Please attend one of three local public meetings and make your voice heard – meeting dates, locations, and times, as well as suggested talking points are listed below.
Where and when
Public meetings (All meetings run from 5 p.m. to 8 p.m.)
- Monday, June 24, at the Four Rivers Cultural Center in Ontario, Ore
- Tuesday, June 25, at the McDermitt Community Center in McDermitt, Nev.
- Wednesday, June 26, at the Jordan Valley Lions Hall, Jordan Valley, Ore
Suggested talking points
Stakeholder Support: The BLM’s preferred alternative to revert to the management plan from 2002 does not reflect recommendations made after countless years of efforts by diverse stakeholders on the local Resource Advisory Council to improve the management of public lands for recreation and wildlife. Urge the BLM to select an alternative that will protect this landscape’s wild places by limiting OHV travel to existing routes and maximizes opportunities for common-sense conservation that improves the health and habitat of this vast landscape.
Conservation of unfragmented, functional habitats: These high-quality habitats benefit countless species including sage grouse, mule deer, and desert bighorn sheep.
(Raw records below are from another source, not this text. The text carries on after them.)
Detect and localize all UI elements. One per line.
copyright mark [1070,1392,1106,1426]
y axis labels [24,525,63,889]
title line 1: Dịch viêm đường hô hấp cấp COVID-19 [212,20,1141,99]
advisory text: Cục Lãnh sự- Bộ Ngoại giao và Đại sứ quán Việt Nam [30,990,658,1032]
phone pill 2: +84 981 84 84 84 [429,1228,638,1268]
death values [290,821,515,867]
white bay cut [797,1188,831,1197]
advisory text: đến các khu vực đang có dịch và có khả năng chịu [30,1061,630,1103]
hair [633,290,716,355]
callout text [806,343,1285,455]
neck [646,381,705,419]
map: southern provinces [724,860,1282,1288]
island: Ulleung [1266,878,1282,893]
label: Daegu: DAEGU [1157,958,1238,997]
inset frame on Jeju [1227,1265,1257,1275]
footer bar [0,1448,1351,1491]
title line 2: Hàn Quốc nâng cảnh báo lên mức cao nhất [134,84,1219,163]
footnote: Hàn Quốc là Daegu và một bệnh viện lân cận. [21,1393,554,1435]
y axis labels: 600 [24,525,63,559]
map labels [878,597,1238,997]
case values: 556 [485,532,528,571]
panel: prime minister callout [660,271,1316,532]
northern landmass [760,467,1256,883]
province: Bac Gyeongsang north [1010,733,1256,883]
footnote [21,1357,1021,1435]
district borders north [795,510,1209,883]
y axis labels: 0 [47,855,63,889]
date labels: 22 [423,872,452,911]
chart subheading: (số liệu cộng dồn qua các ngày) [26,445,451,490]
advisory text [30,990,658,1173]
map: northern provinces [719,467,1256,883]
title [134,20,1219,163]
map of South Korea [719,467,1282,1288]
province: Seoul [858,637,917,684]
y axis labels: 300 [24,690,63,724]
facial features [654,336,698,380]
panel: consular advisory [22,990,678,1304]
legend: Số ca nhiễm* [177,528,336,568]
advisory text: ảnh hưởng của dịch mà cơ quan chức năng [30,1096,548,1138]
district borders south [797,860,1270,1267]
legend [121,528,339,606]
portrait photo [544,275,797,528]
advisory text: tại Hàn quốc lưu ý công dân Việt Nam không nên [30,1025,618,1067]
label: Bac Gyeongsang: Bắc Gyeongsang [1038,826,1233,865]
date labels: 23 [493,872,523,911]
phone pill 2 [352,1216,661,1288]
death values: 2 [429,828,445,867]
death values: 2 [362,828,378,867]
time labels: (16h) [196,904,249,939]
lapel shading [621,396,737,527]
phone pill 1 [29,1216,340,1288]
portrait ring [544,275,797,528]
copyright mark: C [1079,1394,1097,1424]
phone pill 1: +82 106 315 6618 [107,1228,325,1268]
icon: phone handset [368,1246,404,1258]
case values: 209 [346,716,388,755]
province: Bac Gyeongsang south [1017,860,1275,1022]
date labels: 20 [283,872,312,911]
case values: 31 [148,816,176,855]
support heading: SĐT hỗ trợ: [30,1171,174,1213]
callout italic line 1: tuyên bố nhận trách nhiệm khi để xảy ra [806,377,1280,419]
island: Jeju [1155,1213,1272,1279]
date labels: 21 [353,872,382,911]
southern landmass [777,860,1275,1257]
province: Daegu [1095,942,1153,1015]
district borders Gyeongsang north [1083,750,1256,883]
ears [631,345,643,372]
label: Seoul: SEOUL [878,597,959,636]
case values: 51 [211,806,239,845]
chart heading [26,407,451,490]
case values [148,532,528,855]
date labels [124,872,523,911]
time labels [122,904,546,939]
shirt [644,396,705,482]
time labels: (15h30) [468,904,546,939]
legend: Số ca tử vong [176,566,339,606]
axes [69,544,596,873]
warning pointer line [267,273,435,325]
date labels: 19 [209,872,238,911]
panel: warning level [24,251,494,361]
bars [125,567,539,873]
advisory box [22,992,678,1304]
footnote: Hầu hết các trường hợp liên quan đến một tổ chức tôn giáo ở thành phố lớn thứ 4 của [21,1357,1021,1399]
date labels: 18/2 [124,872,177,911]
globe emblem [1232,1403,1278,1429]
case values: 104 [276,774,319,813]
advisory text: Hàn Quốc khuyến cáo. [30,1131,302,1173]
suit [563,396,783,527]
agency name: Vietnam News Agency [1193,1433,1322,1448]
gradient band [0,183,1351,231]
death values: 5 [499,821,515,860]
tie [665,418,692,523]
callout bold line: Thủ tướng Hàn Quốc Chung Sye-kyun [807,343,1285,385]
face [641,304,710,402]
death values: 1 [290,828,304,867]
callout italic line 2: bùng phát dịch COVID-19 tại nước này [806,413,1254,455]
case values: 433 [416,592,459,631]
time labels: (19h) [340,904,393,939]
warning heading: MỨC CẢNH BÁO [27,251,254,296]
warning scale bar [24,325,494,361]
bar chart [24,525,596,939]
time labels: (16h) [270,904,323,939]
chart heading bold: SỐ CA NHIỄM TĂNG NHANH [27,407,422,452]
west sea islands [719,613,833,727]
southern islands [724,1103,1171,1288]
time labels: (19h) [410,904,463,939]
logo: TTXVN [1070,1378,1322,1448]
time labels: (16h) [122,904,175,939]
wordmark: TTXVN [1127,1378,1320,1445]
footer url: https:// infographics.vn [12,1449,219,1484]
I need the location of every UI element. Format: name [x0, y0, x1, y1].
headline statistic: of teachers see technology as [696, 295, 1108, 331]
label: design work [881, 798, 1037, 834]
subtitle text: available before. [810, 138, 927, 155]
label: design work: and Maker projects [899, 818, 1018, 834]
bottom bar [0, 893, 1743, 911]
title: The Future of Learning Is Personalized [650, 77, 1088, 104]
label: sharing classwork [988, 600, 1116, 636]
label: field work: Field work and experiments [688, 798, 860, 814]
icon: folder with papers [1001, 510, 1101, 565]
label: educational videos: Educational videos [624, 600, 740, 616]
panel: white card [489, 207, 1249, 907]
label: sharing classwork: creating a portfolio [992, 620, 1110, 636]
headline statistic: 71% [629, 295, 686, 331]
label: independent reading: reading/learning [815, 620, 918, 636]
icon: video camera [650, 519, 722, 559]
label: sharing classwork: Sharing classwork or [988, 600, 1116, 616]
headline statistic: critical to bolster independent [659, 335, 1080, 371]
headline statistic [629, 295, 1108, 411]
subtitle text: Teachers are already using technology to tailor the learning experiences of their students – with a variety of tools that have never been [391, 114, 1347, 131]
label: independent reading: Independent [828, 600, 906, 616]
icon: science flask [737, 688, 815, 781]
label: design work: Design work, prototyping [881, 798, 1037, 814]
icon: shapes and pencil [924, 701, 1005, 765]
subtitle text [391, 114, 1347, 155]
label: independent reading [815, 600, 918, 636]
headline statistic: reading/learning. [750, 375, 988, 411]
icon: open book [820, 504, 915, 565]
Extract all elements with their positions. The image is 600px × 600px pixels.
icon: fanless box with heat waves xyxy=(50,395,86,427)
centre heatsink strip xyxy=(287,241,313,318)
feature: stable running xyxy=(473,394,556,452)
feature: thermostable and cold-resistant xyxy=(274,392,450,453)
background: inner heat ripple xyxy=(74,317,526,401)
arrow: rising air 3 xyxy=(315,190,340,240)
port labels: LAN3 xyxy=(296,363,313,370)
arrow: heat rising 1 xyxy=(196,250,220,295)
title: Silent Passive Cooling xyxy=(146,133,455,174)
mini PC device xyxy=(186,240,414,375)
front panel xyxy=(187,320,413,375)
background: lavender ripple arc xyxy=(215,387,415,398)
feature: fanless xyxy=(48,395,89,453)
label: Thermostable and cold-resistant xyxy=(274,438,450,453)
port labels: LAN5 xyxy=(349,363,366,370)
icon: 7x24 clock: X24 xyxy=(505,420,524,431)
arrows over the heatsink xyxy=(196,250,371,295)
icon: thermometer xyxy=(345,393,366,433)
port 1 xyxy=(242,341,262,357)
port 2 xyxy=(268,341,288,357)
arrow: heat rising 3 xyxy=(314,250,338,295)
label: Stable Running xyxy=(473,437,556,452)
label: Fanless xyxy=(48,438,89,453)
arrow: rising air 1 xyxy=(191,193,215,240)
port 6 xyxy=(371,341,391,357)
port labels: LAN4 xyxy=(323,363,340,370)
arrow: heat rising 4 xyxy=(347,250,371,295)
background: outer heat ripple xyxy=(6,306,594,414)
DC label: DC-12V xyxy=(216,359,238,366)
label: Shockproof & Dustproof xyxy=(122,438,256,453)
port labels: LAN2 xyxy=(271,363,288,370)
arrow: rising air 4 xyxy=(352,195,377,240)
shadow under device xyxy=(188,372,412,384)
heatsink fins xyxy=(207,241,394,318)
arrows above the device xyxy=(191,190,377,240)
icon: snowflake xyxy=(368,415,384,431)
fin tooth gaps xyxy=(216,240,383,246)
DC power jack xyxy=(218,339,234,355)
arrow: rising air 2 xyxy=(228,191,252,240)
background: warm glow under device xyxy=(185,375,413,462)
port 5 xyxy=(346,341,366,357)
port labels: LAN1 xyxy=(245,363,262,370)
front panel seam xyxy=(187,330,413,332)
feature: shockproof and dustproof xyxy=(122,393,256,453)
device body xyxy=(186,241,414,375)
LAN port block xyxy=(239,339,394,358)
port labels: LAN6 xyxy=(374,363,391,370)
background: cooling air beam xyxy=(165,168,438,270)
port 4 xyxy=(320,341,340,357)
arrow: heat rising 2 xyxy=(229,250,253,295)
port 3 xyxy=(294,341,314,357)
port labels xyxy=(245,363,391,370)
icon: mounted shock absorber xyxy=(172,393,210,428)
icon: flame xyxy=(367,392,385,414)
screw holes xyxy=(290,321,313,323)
Over 2 million acres within the planning area have been identified as mule deer winter range and deserve common sense protections. Backcountry public lands also enable hunters to get away from the crowds and enjoy a quality hunting experience.
Wildlife and fisheries restoration and enhancement: We encourage and support efforts to prioritize active habitat restoration and enhancement on the landscape to benefit big game and other wildlife species.